Or chacune de ces aspirations brillait comme une perle enchâssée dans le collier d'or.
2. Le dimanche suivant, celle-ci assistait à la Messe où elle devait communier. Tandis qu'elle récitait cette prière avec beaucoup de dévotion, elle vit que le Seigneur semblait y prendre plaisir: «O Dieu très aimant, dit-elle, puisque ces paroles vous sont agréables, je veux conseiller à autant de personnes que je le pourrai, de vous les offrir comme un précieux collier. » Le Seigneur répondit : « Nul ne peut me donner ce qui est à moi ; mais quiconque récitera dévotement cette prière, obtiendra de me connaître davantage. II recevra la splendeur de ma Divinité qu'il aura attirée dans son âme par la vertu de ces aspirations, comme celui qui tient une lame d'or exposée au soleil y voit rayonner la lumière de cet astre. »

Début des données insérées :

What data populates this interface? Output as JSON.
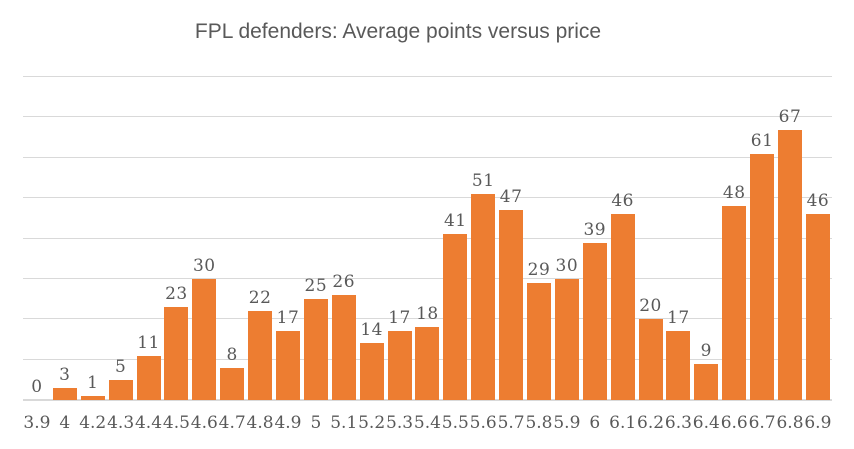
{
  "colors": {
    "bar": "#ED7D31",
    "text": "#595959",
    "gridline": "#D9D9D9",
    "background": "#FFFFFF"
  },
  "chart_data": {
    "type": "bar",
    "title": "FPL defenders: Average points versus price",
    "categories": [
      "3.9",
      "4",
      "4.2",
      "4.3",
      "4.4",
      "4.5",
      "4.6",
      "4.7",
      "4.8",
      "4.9",
      "5",
      "5.1",
      "5.2",
      "5.3",
      "5.4",
      "5.5",
      "5.6",
      "5.7",
      "5.8",
      "5.9",
      "6",
      "6.1",
      "6.2",
      "6.3",
      "6.4",
      "6.6",
      "6.7",
      "6.8",
      "6.9"
    ],
    "values": [
      0,
      3,
      1,
      5,
      11,
      23,
      30,
      8,
      22,
      17,
      25,
      26,
      14,
      17,
      18,
      41,
      51,
      47,
      29,
      30,
      39,
      46,
      20,
      17,
      9,
      48,
      61,
      67,
      46
    ],
    "xlabel": "",
    "ylabel": "",
    "ylim": [
      0,
      80
    ],
    "gridline_step": 10,
    "grid": true,
    "legend": "none",
    "data_labels": true,
    "y_tick_labels_visible": false
  }
}
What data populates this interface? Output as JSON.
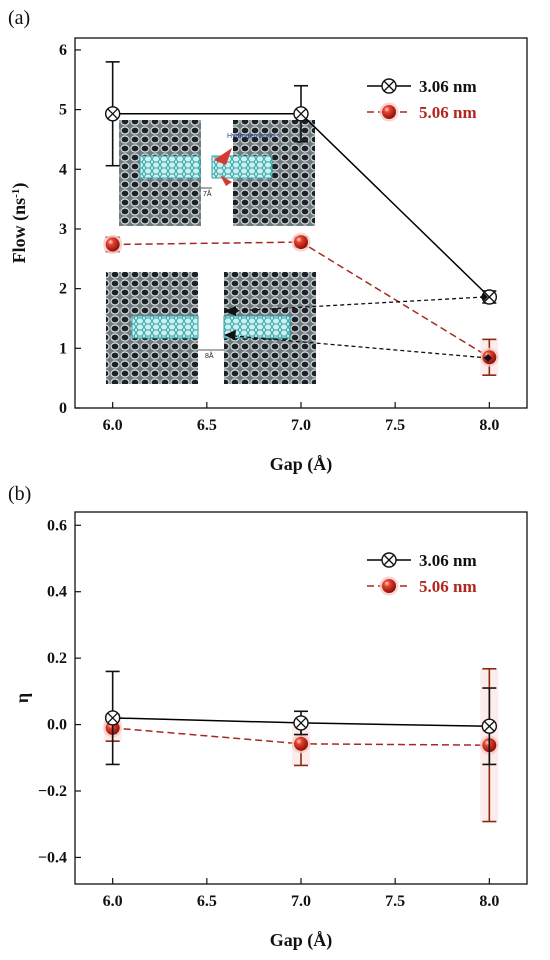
{
  "chart_data": [
    {
      "panel_label": "(a)",
      "type": "line",
      "xlabel": "Gap (Å)",
      "ylabel": "Flow (ns⁻¹)",
      "xlim": [
        5.8,
        8.2
      ],
      "ylim": [
        0,
        6.2
      ],
      "xticks": [
        "6.0",
        "6.5",
        "7.0",
        "7.5",
        "8.0"
      ],
      "yticks": [
        "0",
        "1",
        "2",
        "3",
        "4",
        "5",
        "6"
      ],
      "legend_position": "top-right",
      "series": [
        {
          "name": "3.06 nm",
          "color": "#000000",
          "marker": "circle-x",
          "line": "solid",
          "x": [
            6.0,
            7.0,
            8.0
          ],
          "y": [
            4.93,
            4.93,
            1.86
          ],
          "err": [
            0.87,
            0.47,
            0.1
          ]
        },
        {
          "name": "5.06 nm",
          "color": "#a52a1e",
          "marker": "red-ball",
          "line": "dashed",
          "x": [
            6.0,
            7.0,
            8.0
          ],
          "y": [
            2.74,
            2.78,
            0.85
          ],
          "err": [
            0.12,
            0.08,
            0.3
          ]
        }
      ],
      "inset_labels": {
        "hydrogen_bond": "Hydrogen bond",
        "gap_top": "7Å",
        "gap_bottom": "8Å"
      }
    },
    {
      "panel_label": "(b)",
      "type": "line",
      "xlabel": "Gap (Å)",
      "ylabel": "η",
      "xlim": [
        5.8,
        8.2
      ],
      "ylim": [
        -0.48,
        0.64
      ],
      "xticks": [
        "6.0",
        "6.5",
        "7.0",
        "7.5",
        "8.0"
      ],
      "yticks": [
        "0.6",
        "0.4",
        "0.2",
        "0.0",
        "−0.2",
        "−0.4"
      ],
      "ytick_values": [
        0.6,
        0.4,
        0.2,
        0.0,
        -0.2,
        -0.4
      ],
      "legend_position": "top-right",
      "series": [
        {
          "name": "3.06 nm",
          "color": "#000000",
          "marker": "circle-x",
          "line": "solid",
          "x": [
            6.0,
            7.0,
            8.0
          ],
          "y": [
            0.02,
            0.005,
            -0.005
          ],
          "err": [
            0.14,
            0.035,
            0.115
          ]
        },
        {
          "name": "5.06 nm",
          "color": "#a52a1e",
          "marker": "red-ball",
          "line": "dashed",
          "x": [
            6.0,
            7.0,
            8.0
          ],
          "y": [
            -0.01,
            -0.058,
            -0.062
          ],
          "err": [
            0.04,
            0.065,
            0.23
          ]
        }
      ]
    }
  ]
}
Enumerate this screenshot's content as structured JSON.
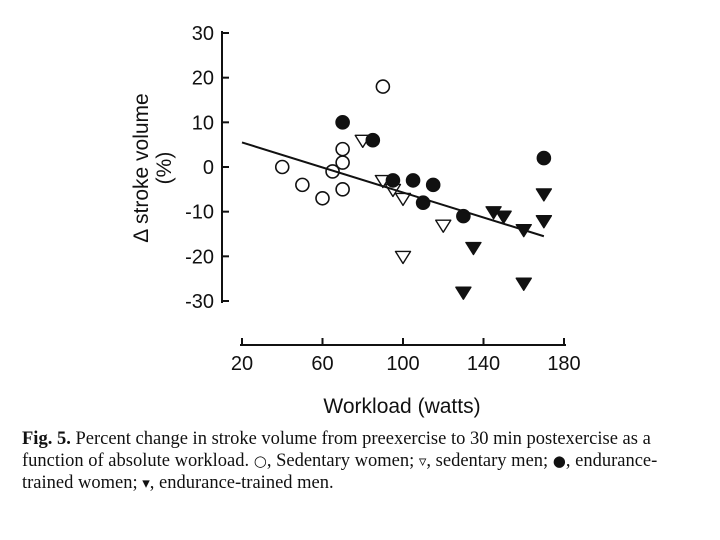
{
  "chart_data": {
    "type": "scatter",
    "xlabel": "Workload (watts)",
    "ylabel_line1": "Δ stroke volume",
    "ylabel_line2": "(%)",
    "xlim": [
      20,
      180
    ],
    "ylim": [
      -30,
      30
    ],
    "xticks": [
      "20",
      "60",
      "100",
      "140",
      "180"
    ],
    "yticks": [
      "30",
      "20",
      "10",
      "0",
      "-10",
      "-20",
      "-30"
    ],
    "series": [
      {
        "name": "Sedentary women",
        "marker": "open-circle",
        "points": [
          [
            40,
            0
          ],
          [
            50,
            -4
          ],
          [
            60,
            -7
          ],
          [
            65,
            -1
          ],
          [
            70,
            4
          ],
          [
            70,
            1
          ],
          [
            70,
            -5
          ],
          [
            90,
            18
          ]
        ]
      },
      {
        "name": "sedentary men",
        "marker": "open-triangle-down",
        "points": [
          [
            80,
            6
          ],
          [
            90,
            -3
          ],
          [
            95,
            -5
          ],
          [
            100,
            -7
          ],
          [
            100,
            -20
          ],
          [
            120,
            -13
          ]
        ]
      },
      {
        "name": "endurance-trained women",
        "marker": "filled-circle",
        "points": [
          [
            70,
            10
          ],
          [
            85,
            6
          ],
          [
            95,
            -3
          ],
          [
            105,
            -3
          ],
          [
            110,
            -8
          ],
          [
            115,
            -4
          ],
          [
            130,
            -11
          ],
          [
            170,
            2
          ]
        ]
      },
      {
        "name": "endurance-trained men",
        "marker": "filled-triangle-down",
        "points": [
          [
            130,
            -28
          ],
          [
            135,
            -18
          ],
          [
            145,
            -10
          ],
          [
            150,
            -11
          ],
          [
            160,
            -14
          ],
          [
            160,
            -26
          ],
          [
            170,
            -6
          ],
          [
            170,
            -12
          ]
        ]
      }
    ],
    "regression_line": {
      "x": [
        20,
        170
      ],
      "y": [
        5.5,
        -15.5
      ]
    }
  },
  "caption": {
    "lead": "Fig. 5.",
    "text_a": "Percent change in stroke volume from preexercise to 30 min postexercise as a function of absolute workload.",
    "sym_open_circle": "○",
    "label_open_circle": ", Sedentary women;",
    "sym_open_triangle": "▿",
    "label_open_triangle": ", sedentary men;",
    "sym_filled_circle": "●",
    "label_filled_circle": ", endurance-trained women;",
    "sym_filled_triangle": "▾",
    "label_filled_triangle": ", endurance-trained men."
  }
}
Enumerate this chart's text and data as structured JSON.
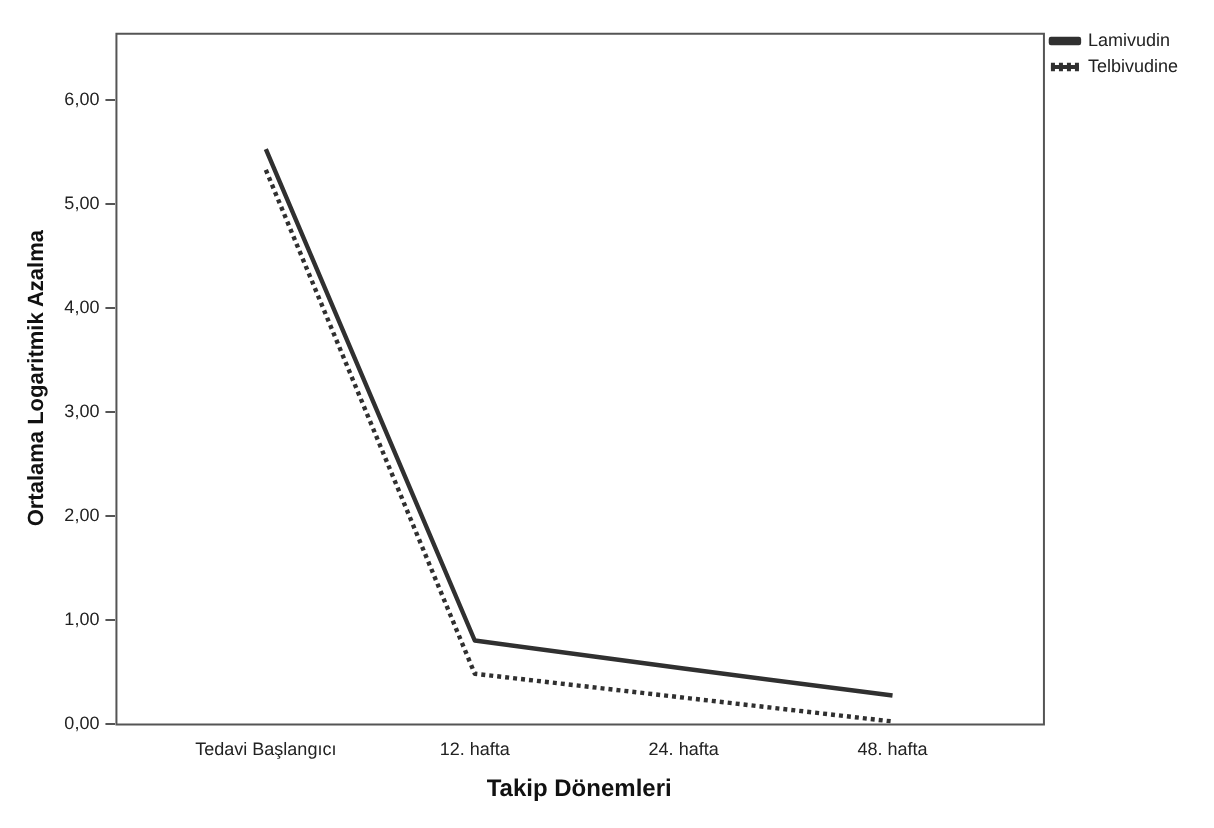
{
  "chart_data": {
    "type": "line",
    "xlabel": "Takip Dönemleri",
    "ylabel": "Ortalama Logaritmik Azalma",
    "categories": [
      "Tedavi Başlangıcı",
      "12. hafta",
      "24. hafta",
      "48. hafta"
    ],
    "series": [
      {
        "name": "Lamivudin",
        "color": "#303030",
        "values": [
          5.53,
          0.8,
          0.53,
          0.27
        ],
        "line_style": "solid"
      },
      {
        "name": "Telbivudine",
        "color": "#303030",
        "values": [
          5.33,
          0.48,
          0.25,
          0.02
        ],
        "line_style": "dotted"
      }
    ],
    "ylim": [
      0,
      6.65
    ],
    "yticks": [
      {
        "value": 0,
        "label": "0,00"
      },
      {
        "value": 1,
        "label": "1,00"
      },
      {
        "value": 2,
        "label": "2,00"
      },
      {
        "value": 3,
        "label": "3,00"
      },
      {
        "value": 4,
        "label": "4,00"
      },
      {
        "value": 5,
        "label": "5,00"
      },
      {
        "value": 6,
        "label": "6,00"
      }
    ],
    "grid": false,
    "legend": "top right",
    "marker": "none"
  }
}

3. Elle éprouva bientôt l'effet de cette promesse , car, après avoir achevé la prière, son âme lui parut plus éclatante sous le rayonnement de la divine lumière, et elle trouva plus de douceurs que jamais dans la connaissance de Dieu.
1. Ce Rythme dans le texte original latin, se trouve à l'appendice de ce volume.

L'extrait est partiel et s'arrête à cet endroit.